The employment interview is the most widely used selection method in the world, yet for decades it was also one of the least valid. Early meta-analyses found that traditional unstructured interviews predicted job performance only modestly, leading some researchers to question whether interviews should be used at all. The solution was not to abandon interviews but to impose structure — and the difference this makes is dramatic.

Structure in interviews means standardization at multiple levels. First, questions are developed from a job analysis so they target specific, job-relevant competencies. Second, all candidates receive the same questions in the same order, eliminating the variability that comes from interviewers pursuing different topics with different candidates. Third, responses are evaluated using behaviorally anchored rating scales (BARS) that define what constitutes a poor, adequate, and excellent response. Fourth, interviewers are trained on the system and on common rating biases. Each of these components reduces a specific source of measurement error.

The two dominant formats each rest on a different psychological principle. Behavioral description interviews (BDIs) ask candidates to describe specific past situations: "Tell me about a time when you had to meet a deadline under extreme pressure." The underlying principle is behavioral consistency — past behavior is the best predictor of future behavior. Situational interviews (SIs) present hypothetical job-related scenarios: "Imagine a customer becomes increasingly hostile. What would you do?" These are based on goal-setting theory — the intentions people express predict their subsequent behavior. Meta-analyses show both formats are substantially valid, with some evidence that BDIs have a slight edge for experienced candidates while SIs may be better for entry-level positions where candidates lack relevant past experience.

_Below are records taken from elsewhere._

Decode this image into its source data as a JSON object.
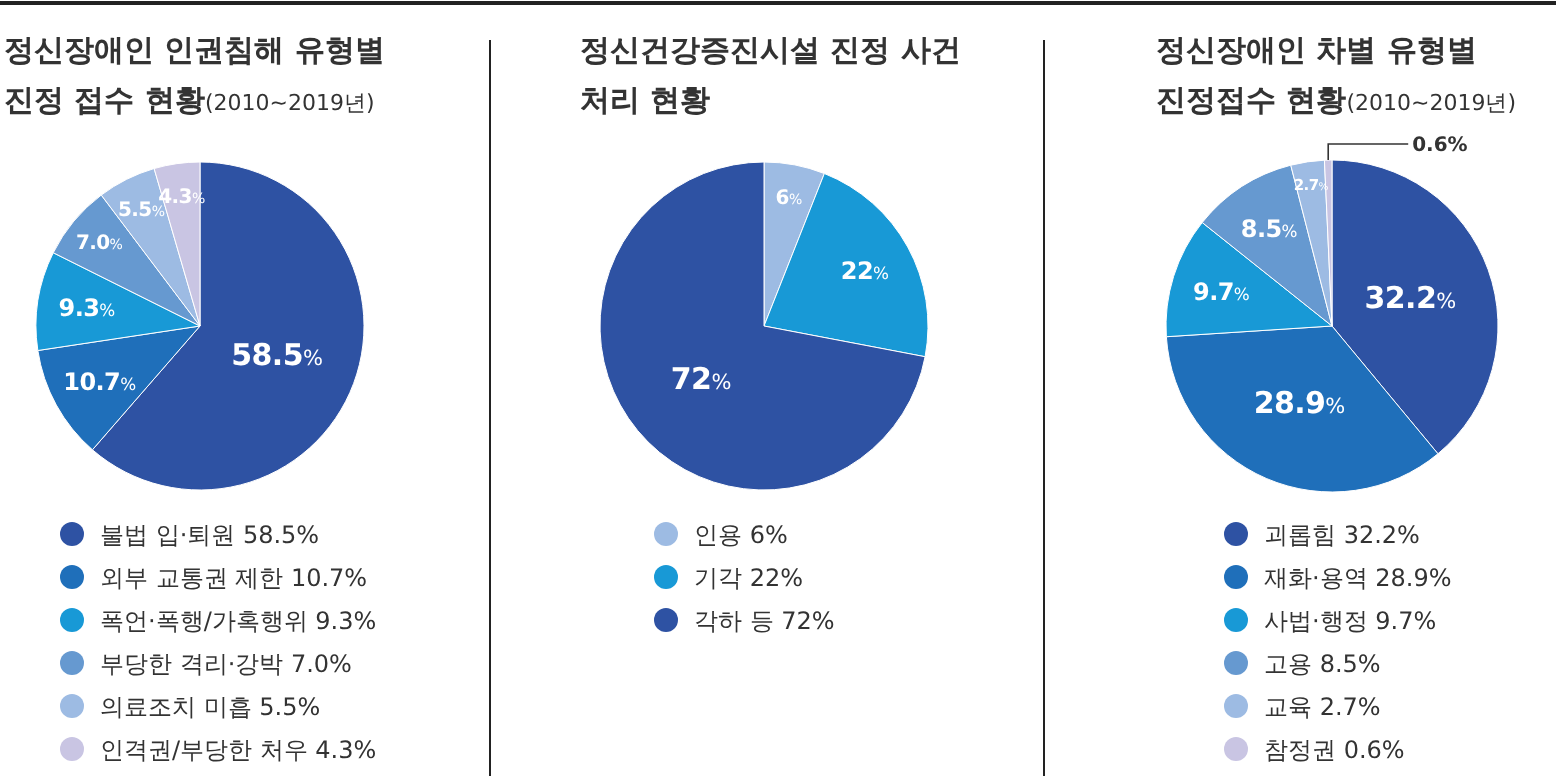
{
  "chart_data": [
    {
      "type": "pie",
      "title": "정신장애인 인권침해 유형별\n진정 접수 현황(2010~2019년)",
      "categories": [
        "불법 입·퇴원 58.5%",
        "외부 교통권 제한 10.7%",
        "폭언·폭행/가혹행위 9.3%",
        "부당한 격리·강박 7.0%",
        "의료조치 미흡 5.5%",
        "인격권/부당한 처우 4.3%"
      ],
      "values": [
        58.5,
        10.7,
        9.3,
        7.0,
        5.5,
        4.3
      ],
      "value_labels": [
        "58.5%",
        "10.7%",
        "9.3%",
        "7.0%",
        "5.5%",
        "4.3%"
      ],
      "legend": "bottom",
      "colors": [
        "#2e52a3",
        "#1f6fba",
        "#1899d6",
        "#6699d0",
        "#9dbbe3",
        "#c9c5e3"
      ]
    },
    {
      "type": "pie",
      "title": "정신건강증진시설 진정 사건\n처리 현황",
      "categories": [
        "인용 6%",
        "기각 22%",
        "각하 등 72%"
      ],
      "values": [
        6,
        22,
        72
      ],
      "value_labels": [
        "6%",
        "22%",
        "72%"
      ],
      "legend": "bottom",
      "colors": [
        "#9dbbe3",
        "#1899d6",
        "#2e52a3"
      ]
    },
    {
      "type": "pie",
      "title": "정신장애인 차별 유형별\n진정접수 현황(2010~2019년)",
      "categories": [
        "괴롭힘 32.2%",
        "재화·용역 28.9%",
        "사법·행정 9.7%",
        "고용 8.5%",
        "교육 2.7%",
        "참정권 0.6%"
      ],
      "values": [
        32.2,
        28.9,
        9.7,
        8.5,
        2.7,
        0.6
      ],
      "value_labels": [
        "32.2%",
        "28.9%",
        "9.7%",
        "8.5%",
        "2.7%",
        "0.6%"
      ],
      "legend": "bottom",
      "colors": [
        "#2e52a3",
        "#1f6fba",
        "#1899d6",
        "#6699d0",
        "#9dbbe3",
        "#c9c5e3"
      ]
    }
  ]
}
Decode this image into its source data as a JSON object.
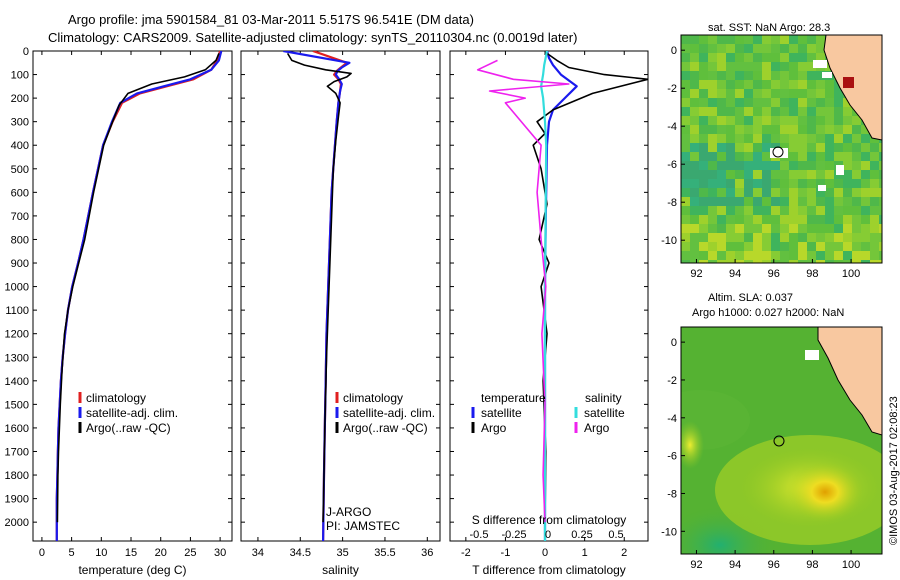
{
  "header": {
    "line1": "Argo profile: jma 5901584_81 03-Mar-2011 5.517S 96.541E (DM data)",
    "line2": "Climatology: CARS2009. Satellite-adjusted climatology: synTS_20110304.nc (0.0019d later)"
  },
  "colors": {
    "clim": "#e02020",
    "sat": "#1a1aee",
    "argo": "#000000",
    "sal_sat": "#33dddd",
    "sal_argo": "#ee22ee"
  },
  "depth_axis": {
    "ticks": [
      0,
      100,
      200,
      300,
      400,
      500,
      600,
      700,
      800,
      900,
      1000,
      1100,
      1200,
      1300,
      1400,
      1500,
      1600,
      1700,
      1800,
      1900,
      2000
    ],
    "range": [
      0,
      2080
    ]
  },
  "chart_data": [
    {
      "id": "temperature",
      "type": "line",
      "xlabel": "temperature (deg C)",
      "xlim": [
        -1.5,
        32
      ],
      "xticks": [
        0,
        5,
        10,
        15,
        20,
        25,
        30
      ],
      "legend": [
        "climatology",
        "satellite-adj. clim.",
        "Argo(..raw -QC)"
      ],
      "series": [
        {
          "name": "climatology",
          "x": [
            2.5,
            2.5,
            2.6,
            2.7,
            2.8,
            3.0,
            3.2,
            3.5,
            3.9,
            4.4,
            5.1,
            6.1,
            7.0,
            8.6,
            10.3,
            11.9,
            13.5,
            16.5,
            21.0,
            25.5,
            28.5,
            29.5,
            30.0
          ],
          "depth": [
            2080,
            1900,
            1800,
            1700,
            1600,
            1500,
            1400,
            1300,
            1200,
            1100,
            1000,
            900,
            800,
            600,
            400,
            300,
            220,
            180,
            150,
            120,
            80,
            40,
            0
          ]
        },
        {
          "name": "satellite-adj. clim.",
          "x": [
            2.5,
            2.5,
            2.6,
            2.7,
            2.8,
            3.0,
            3.2,
            3.5,
            3.9,
            4.4,
            5.1,
            6.1,
            7.0,
            8.6,
            10.3,
            11.8,
            13.2,
            16.0,
            20.5,
            25.0,
            28.5,
            29.8,
            30.2
          ],
          "depth": [
            2080,
            1900,
            1800,
            1700,
            1600,
            1500,
            1400,
            1300,
            1200,
            1100,
            1000,
            900,
            800,
            600,
            400,
            300,
            220,
            180,
            150,
            120,
            80,
            40,
            0
          ]
        },
        {
          "name": "Argo(..raw -QC)",
          "x": [
            2.6,
            2.7,
            2.8,
            3.1,
            3.4,
            3.8,
            4.4,
            5.2,
            6.2,
            7.2,
            8.7,
            10.4,
            11.9,
            13.0,
            14.5,
            18.5,
            24.0,
            27.5,
            29.3,
            29.8
          ],
          "depth": [
            2000,
            1800,
            1700,
            1500,
            1350,
            1200,
            1100,
            1000,
            900,
            800,
            600,
            400,
            300,
            230,
            180,
            140,
            110,
            80,
            40,
            10
          ]
        }
      ]
    },
    {
      "id": "salinity",
      "type": "line",
      "xlabel": "salinity",
      "xlim": [
        33.8,
        36.15
      ],
      "xticks": [
        34,
        34.5,
        35,
        35.5,
        36
      ],
      "legend": [
        "climatology",
        "satellite-adj. clim.",
        "Argo(..raw -QC)"
      ],
      "annotations": [
        "J-ARGO",
        "PI: JAMSTEC"
      ],
      "series": [
        {
          "name": "climatology",
          "x": [
            34.77,
            34.78,
            34.79,
            34.8,
            34.81,
            34.83,
            34.85,
            34.87,
            34.9,
            34.93,
            34.95,
            34.97,
            34.98,
            34.95,
            34.9,
            34.93,
            34.98,
            35.05,
            34.65
          ],
          "depth": [
            2080,
            1800,
            1600,
            1400,
            1200,
            1000,
            800,
            600,
            450,
            300,
            220,
            170,
            140,
            120,
            100,
            85,
            70,
            50,
            0
          ]
        },
        {
          "name": "satellite-adj. clim.",
          "x": [
            34.77,
            34.78,
            34.79,
            34.8,
            34.81,
            34.83,
            34.85,
            34.87,
            34.9,
            34.93,
            34.95,
            34.97,
            34.99,
            34.96,
            34.92,
            34.94,
            34.99,
            35.08,
            34.3
          ],
          "depth": [
            2080,
            1800,
            1600,
            1400,
            1200,
            1000,
            800,
            600,
            450,
            300,
            220,
            170,
            140,
            120,
            100,
            85,
            70,
            50,
            0
          ]
        },
        {
          "name": "Argo(..raw -QC)",
          "x": [
            34.77,
            34.78,
            34.79,
            34.81,
            34.83,
            34.85,
            34.87,
            34.89,
            34.92,
            34.95,
            34.97,
            34.92,
            34.82,
            34.9,
            35.05,
            35.1,
            34.8,
            34.55,
            34.4,
            34.35
          ],
          "depth": [
            2000,
            1800,
            1600,
            1300,
            1100,
            900,
            700,
            500,
            380,
            280,
            220,
            180,
            150,
            130,
            110,
            95,
            80,
            60,
            40,
            10
          ]
        }
      ]
    },
    {
      "id": "difference",
      "type": "line",
      "xlabel": "T difference from climatology",
      "xlabel_top": "S difference from climatology",
      "xlim": [
        -2.4,
        2.6
      ],
      "xticks": [
        -2,
        -1,
        0,
        1,
        2
      ],
      "xticks_top": [
        "-0.5",
        "-0.25",
        "0",
        "0.25",
        "0.5"
      ],
      "legend_headers": [
        "temperature",
        "salinity"
      ],
      "legend": [
        "satellite",
        "Argo",
        "satellite",
        "Argo"
      ],
      "series": [
        {
          "name": "temperature satellite",
          "x": [
            0,
            0,
            0,
            0.02,
            0.05,
            0.1,
            0.2,
            0.5,
            0.8,
            0.4,
            0.2,
            0.1,
            0.05
          ],
          "depth": [
            2080,
            1500,
            1000,
            700,
            400,
            300,
            250,
            200,
            150,
            100,
            60,
            30,
            0
          ]
        },
        {
          "name": "temperature Argo",
          "x": [
            0,
            0.02,
            -0.05,
            0.05,
            -0.1,
            0.1,
            -0.15,
            0.05,
            -0.1,
            -0.3,
            0,
            -0.2,
            0.2,
            1.2,
            2.6,
            1.5,
            0.6,
            0.3,
            0.05
          ],
          "depth": [
            2000,
            1700,
            1400,
            1200,
            1000,
            900,
            800,
            650,
            500,
            400,
            350,
            300,
            250,
            180,
            120,
            100,
            70,
            40,
            10
          ]
        },
        {
          "name": "salinity satellite",
          "x": [
            0,
            0,
            0,
            0.01,
            0.02,
            0.03,
            0,
            -0.05,
            -0.1,
            -0.05,
            -0.02,
            0.05
          ],
          "depth": [
            2080,
            1500,
            1000,
            800,
            600,
            400,
            300,
            200,
            150,
            100,
            60,
            0
          ]
        },
        {
          "name": "salinity Argo",
          "x": [
            0,
            -0.05,
            0,
            -0.08,
            0.02,
            -0.1,
            -0.2,
            -0.1,
            -1.0,
            -0.5,
            -1.4,
            0.6,
            -0.8,
            -1.7,
            -1.2
          ],
          "depth": [
            2000,
            1800,
            1500,
            1200,
            1000,
            800,
            600,
            400,
            220,
            200,
            170,
            140,
            120,
            80,
            40
          ]
        }
      ]
    }
  ],
  "maps": {
    "sst": {
      "title": "sat. SST: NaN Argo: 28.3",
      "xticks": [
        "92",
        "94",
        "96",
        "98",
        "100"
      ],
      "yticks": [
        "0",
        "-2",
        "-4",
        "-6",
        "-8",
        "-10"
      ]
    },
    "sla": {
      "title_line1": "Altim. SLA: 0.037",
      "title_line2": "Argo h1000: 0.027 h2000: NaN",
      "xticks": [
        "92",
        "94",
        "96",
        "98",
        "100"
      ],
      "yticks": [
        "0",
        "-2",
        "-4",
        "-6",
        "-8",
        "-10"
      ]
    }
  },
  "stamp": "©IMOS 03-Aug-2017 02:08:23"
}
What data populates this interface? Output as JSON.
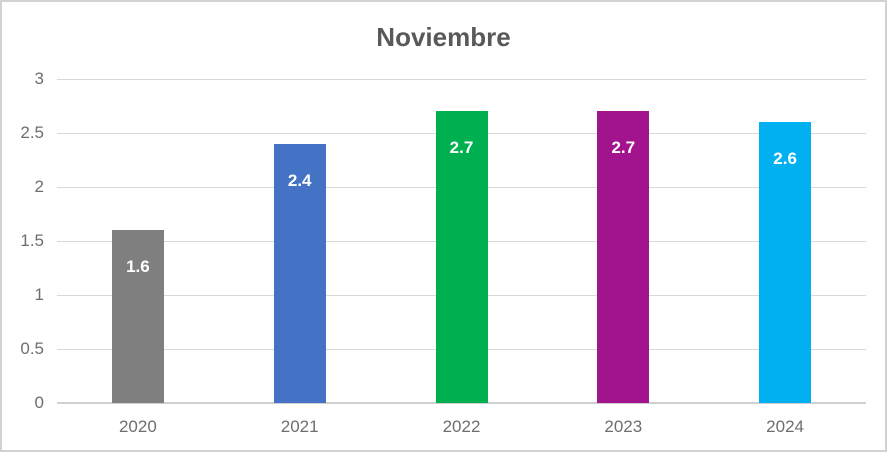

The validity gap between structured and unstructured interviews reflects fundamental differences in how information is processed. In unstructured interviews, interviewers are prone to a host of cognitive biases: primacy effects (first impressions dominate), confirmation bias (seeking information that confirms the initial impression), similar-to-me bias (favoring candidates who share the interviewer's background or interests), and halo effects (letting one positive attribute color the entire evaluation). Structure mitigates all of these by constraining what information is collected and how it is evaluated. The interviewer's role shifts from intuitive judge to systematic assessor.

Despite the clear evidence favoring structured interviews, many organizations resist adopting them. Interviewers often prefer unstructured formats because they feel more natural and give the interviewer a sense of autonomy and insight. Research on interviewer reactions shows that many interviewers believe they can "read people" better without the constraints of structure — a belief that is empirically unfounded. This gap between what works and what feels right is one of the persistent challenges in translating I-O psychology research into practice.